De grands spectres sociétaux teintent ce festival : la bombe atomique, l’inceste, les charniers ; est-ce là une orientation que vous avez souhaitée ?
Je n'ai jamais orienté le travail des artistes. C'est la mise en relation de maîtres d'œuvre autour d'une partition qui génère une vision. Nous recevons celle-ci et tentons de l'honorer dans sa réalisation. D'une production l'autre, des thèmes sociétaux parfois concordants apparaissent, mais il s'agit d'une coïncidence. Avant Idomeneo, par exemple, le dramaturge Satoshi Miyagi n'avait jamais monté d'opéra. Il est parti de ses propres racines japonaises et de sa connaissance profonde de la tragédie grecque ; il a vu un rapprochement entre l'œuvre de Mozart et les évènements de la fin de la Deuxième Guerre mondiale au Japon. Comme la Crète d'Idoménée, c'est une île ; un cousinage insulaire.
Un festival, est-ce un peu de sensationnel opposé au geste plus intime de la création ?
La création est au centre de ma carrière. J’ai passé énormément de commandes, j’ai moi-même mis en scène nombre d’opéras modernes ; ce renouveau du genre est au cœur de mes préoccupations. Convoquer des grands musiciens sur scène, trouver dans la musique pure un potentiel théâtral. Dans un festival, il est nécessaire de réaliser ce qui n’existe pas ailleurs, dans les maisons d’opéra. En arrivant à Aix-en-Provence, j’ai voulu tenter des expériences qui m’étaient alors inconnues. Le grand défi de ce festival est de produire en une semaine sept productions d’opéra, ce qui correspond à un an de travail dans les théâtres lyriques.
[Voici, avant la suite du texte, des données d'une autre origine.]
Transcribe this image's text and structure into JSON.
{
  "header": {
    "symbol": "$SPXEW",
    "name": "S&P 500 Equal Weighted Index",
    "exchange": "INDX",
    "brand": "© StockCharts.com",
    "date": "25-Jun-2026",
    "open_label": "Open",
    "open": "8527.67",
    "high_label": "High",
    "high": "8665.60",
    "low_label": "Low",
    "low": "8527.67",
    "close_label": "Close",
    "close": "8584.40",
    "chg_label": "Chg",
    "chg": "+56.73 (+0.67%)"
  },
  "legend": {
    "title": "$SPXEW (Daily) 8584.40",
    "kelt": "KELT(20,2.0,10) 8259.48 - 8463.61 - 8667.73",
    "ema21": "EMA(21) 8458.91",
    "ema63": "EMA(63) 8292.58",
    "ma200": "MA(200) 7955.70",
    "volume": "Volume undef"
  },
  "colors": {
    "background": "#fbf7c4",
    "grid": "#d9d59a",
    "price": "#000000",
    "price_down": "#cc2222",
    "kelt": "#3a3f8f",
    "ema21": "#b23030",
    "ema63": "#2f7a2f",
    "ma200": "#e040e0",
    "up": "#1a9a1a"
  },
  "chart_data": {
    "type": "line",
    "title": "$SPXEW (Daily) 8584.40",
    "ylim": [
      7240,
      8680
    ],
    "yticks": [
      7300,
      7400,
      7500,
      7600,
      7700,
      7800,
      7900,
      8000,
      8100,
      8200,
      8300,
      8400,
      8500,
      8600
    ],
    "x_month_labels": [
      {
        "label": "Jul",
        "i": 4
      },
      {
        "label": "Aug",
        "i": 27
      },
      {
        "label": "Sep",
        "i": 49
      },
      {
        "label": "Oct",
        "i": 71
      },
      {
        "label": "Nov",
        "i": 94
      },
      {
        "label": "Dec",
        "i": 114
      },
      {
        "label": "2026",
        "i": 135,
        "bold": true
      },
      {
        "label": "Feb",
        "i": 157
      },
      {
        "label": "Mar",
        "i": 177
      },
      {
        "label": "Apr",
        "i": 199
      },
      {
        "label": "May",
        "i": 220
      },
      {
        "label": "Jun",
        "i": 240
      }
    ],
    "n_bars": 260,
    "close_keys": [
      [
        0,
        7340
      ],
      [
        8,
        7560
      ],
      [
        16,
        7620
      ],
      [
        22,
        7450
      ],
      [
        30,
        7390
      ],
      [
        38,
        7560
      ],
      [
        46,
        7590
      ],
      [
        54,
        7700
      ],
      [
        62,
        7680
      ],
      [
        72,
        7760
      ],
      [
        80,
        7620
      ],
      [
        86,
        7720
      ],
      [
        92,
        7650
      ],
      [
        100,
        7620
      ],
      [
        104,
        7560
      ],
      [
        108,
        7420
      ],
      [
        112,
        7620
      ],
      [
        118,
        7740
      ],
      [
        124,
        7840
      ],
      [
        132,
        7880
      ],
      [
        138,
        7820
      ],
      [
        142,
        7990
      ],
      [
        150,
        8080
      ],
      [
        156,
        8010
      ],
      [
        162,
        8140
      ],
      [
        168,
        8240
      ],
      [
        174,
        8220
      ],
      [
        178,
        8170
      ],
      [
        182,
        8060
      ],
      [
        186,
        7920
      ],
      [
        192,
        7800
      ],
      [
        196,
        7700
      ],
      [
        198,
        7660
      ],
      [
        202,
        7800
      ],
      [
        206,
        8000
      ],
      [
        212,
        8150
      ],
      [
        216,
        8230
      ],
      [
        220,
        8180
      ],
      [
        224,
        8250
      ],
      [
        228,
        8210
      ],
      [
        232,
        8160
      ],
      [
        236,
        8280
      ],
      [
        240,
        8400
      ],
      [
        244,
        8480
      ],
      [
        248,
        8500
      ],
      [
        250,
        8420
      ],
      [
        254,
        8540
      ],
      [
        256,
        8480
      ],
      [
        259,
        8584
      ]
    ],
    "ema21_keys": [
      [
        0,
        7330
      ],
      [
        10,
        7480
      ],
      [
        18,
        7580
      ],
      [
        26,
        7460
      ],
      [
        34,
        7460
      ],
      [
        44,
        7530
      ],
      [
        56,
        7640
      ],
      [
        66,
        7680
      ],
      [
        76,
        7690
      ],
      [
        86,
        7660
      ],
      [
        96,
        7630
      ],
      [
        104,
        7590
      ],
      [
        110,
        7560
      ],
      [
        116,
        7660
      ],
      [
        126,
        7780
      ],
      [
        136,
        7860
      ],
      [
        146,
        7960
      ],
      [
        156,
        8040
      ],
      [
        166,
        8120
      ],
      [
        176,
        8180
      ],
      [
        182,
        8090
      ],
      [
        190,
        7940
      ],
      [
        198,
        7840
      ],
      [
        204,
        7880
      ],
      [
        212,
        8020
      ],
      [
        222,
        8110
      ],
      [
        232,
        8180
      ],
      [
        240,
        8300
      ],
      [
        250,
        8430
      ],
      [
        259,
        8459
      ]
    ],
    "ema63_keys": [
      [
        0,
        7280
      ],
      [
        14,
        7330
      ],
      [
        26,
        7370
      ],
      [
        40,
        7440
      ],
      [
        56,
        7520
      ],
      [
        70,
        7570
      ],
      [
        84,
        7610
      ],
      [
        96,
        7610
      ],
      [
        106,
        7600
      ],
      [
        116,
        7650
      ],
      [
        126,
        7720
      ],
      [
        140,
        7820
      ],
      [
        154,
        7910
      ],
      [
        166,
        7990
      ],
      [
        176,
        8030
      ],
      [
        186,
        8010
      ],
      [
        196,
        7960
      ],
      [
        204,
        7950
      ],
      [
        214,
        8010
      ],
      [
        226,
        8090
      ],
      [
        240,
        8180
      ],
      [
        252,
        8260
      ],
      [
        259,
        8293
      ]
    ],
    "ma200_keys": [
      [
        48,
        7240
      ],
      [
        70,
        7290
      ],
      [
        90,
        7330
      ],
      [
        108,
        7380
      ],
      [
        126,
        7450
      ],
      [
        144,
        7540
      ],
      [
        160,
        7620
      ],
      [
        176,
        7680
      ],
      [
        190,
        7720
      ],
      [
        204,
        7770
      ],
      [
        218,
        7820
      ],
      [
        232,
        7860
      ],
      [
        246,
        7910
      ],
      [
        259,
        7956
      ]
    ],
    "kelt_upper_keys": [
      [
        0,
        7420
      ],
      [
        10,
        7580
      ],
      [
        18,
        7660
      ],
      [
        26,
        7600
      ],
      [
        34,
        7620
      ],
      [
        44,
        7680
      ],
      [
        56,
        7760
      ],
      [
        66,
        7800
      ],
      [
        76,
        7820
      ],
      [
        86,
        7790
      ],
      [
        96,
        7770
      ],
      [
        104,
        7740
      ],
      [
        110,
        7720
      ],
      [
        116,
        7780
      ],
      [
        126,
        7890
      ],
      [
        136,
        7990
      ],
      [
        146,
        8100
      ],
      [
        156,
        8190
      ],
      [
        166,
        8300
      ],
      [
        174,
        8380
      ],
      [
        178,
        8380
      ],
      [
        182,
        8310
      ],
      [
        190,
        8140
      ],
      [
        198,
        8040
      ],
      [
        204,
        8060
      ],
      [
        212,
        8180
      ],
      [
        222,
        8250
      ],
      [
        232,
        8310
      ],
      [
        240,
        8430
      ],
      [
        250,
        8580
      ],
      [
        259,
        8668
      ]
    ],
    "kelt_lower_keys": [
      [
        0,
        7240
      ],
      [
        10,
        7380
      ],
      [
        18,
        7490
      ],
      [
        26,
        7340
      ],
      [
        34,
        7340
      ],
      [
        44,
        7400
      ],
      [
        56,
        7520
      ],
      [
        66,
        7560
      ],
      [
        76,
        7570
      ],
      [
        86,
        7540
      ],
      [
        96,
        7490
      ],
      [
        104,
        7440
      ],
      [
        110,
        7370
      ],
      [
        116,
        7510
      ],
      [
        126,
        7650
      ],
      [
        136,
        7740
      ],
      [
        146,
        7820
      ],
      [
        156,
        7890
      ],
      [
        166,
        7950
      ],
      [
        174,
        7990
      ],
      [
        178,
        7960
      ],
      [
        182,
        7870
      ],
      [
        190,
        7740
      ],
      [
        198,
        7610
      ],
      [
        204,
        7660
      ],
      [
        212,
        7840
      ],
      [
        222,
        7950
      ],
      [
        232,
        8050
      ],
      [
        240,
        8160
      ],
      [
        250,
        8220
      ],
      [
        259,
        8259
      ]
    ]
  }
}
Qu’en est-il de la désaffection du public dont se plaignent beaucoup de maisons d’opéra ?
Le public se rend compte que s'il ne vient pas au festival, il ne verra jamais ces productions. Il y en découle donc une urgence d'"être là" et les ventes s'en ressentent favorablement. Des chefs exceptionnels - Esa-Pekka Salonen, Raphaël Pichon - qui rencontrent des distributions et des metteurs en scène de l'envergure d'Andrea Breth ou de Romeo Castellucci, ce n'est pas le pain quotidien. Quant au prix des places, nous faisons en sorte qu'ils balaient une large gamme, pour que les spectacles restent accessibles (NdlR : pour Idomeneo, on trouve encore des places de 31 à 297 €). Mais le modèle économique du festival est extrêmement compliqué : avec 37 % de subventions, nous reposons en grande partie sur la billetterie et sur le mécénat.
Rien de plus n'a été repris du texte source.